Terörsüz Türkiye idealini ülke ve bölgenin terörden arındırılmasını sadece güvenlik politikası anlayışıyla göremeyiz. Modern Türk devletinin varlık zeminini güçlendirme iradesini temsil etmektedir. Terörsüz Türkiye süreci Türkiye Cumhuriyeti'nin birikimlerine, cumhuriyetimizin esaslarına, millî birliğimize yönelik olarak yıkıcı ve tahrip edici politikalar üretilmesine zemin hazırlayamaz, olamaz da. Son günlerde bazı odakların bu sürecin büyük bir sorumluluk içinde ilerlediğini görerek paniklediğini görüyoruz, paniğe kapılmışlardır. Bu odaklar ne yaparlarsa yapsınlar bu hedef gerçekleşecek. Yapmak istedikleri fiilî, fikrî sabotajlar da sonuçsuz kalacaktır. Siyasi, ideolojik, dinî, etnik sebeplere dayalı olarak şiddet sistematik olarak tatbik edilirse bunun adı 'terör' olur. Terörün kurbanları, sadece doğrudan hedef alınanlar değildir, bunun korkuya kapılan ruhsal kurbanları da vardır. İnsanlık tarihiyle de bu terör meselesi eşit yaştadır aşağı yukarı ve bu kavramlar da önümüzdeki yıllarda yani gerek teknolojik, biyolojik ve kimyasal silahların kullanılması sebebiyle çok kullanımda olacaktır, önümüzdeki süreçte dünya gündeminin üst sıralarında yer alacağını düşünüyoruz.

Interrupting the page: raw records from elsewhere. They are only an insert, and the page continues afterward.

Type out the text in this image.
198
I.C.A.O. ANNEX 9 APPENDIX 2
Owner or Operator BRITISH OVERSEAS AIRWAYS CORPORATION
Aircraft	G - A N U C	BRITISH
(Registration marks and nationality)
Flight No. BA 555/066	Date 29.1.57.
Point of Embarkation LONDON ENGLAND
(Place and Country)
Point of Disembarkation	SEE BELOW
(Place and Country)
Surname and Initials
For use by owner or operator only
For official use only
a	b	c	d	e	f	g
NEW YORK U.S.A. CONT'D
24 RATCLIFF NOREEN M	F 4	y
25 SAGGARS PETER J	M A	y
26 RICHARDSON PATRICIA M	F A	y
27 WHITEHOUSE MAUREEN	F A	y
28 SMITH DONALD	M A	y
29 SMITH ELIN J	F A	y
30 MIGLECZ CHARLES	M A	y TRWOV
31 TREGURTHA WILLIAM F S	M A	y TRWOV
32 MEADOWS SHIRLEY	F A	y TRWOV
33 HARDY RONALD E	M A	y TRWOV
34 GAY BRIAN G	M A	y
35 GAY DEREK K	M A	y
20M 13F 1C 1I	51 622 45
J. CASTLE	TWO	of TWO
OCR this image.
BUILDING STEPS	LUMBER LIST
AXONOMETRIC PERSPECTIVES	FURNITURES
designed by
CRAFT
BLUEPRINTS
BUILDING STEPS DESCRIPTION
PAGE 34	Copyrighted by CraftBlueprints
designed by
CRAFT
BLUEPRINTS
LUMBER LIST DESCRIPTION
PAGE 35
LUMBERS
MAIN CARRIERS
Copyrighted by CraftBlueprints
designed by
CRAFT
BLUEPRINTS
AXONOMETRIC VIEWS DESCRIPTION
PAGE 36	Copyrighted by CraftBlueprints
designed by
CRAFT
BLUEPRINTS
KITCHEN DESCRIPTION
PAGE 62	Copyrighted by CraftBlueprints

Koordinatör arkadaşlar bir araya geldik Meclis Başkanı'mızın başkanlığında, önümüzdeki günlerde bir müşterek rapor çıkaracağız. Bu raporda, elbette birleştiğimiz yerleri öne çıkaracağız. Yani bu ülke hepimizin, bu ülke bizim; demokrasimizi yaşatacağız, kardeşçe yaşayacağız ve Türk milletinin önündeki engelleri de bir bir temizleyeceğiz. Yani, terör bitince ekonomik refah, demokratik katılım, toplumsal dayanışma, illa artacaktır bunların hepsi. Yani, bu başarı, yalnızca iç güvenliğin sağlanmasıyla kalmayacak, Türkiye'nin bölgesel barışın da mimarisi içindeki konumu çok daha kıymetli hâle gelecektir. Amacımız, Türk demokrasisini güçlendirmek, insan haklarına saygı duymak, kardeş kavgasını bitirmek, ülkemizin önündeki, elindeki ayağındaki prangaları sökmek, muasır medeniyet seviyesine ulaşmak ve yaşanır bir ülke hâline getirmek için de her türlü gayreti vermektir."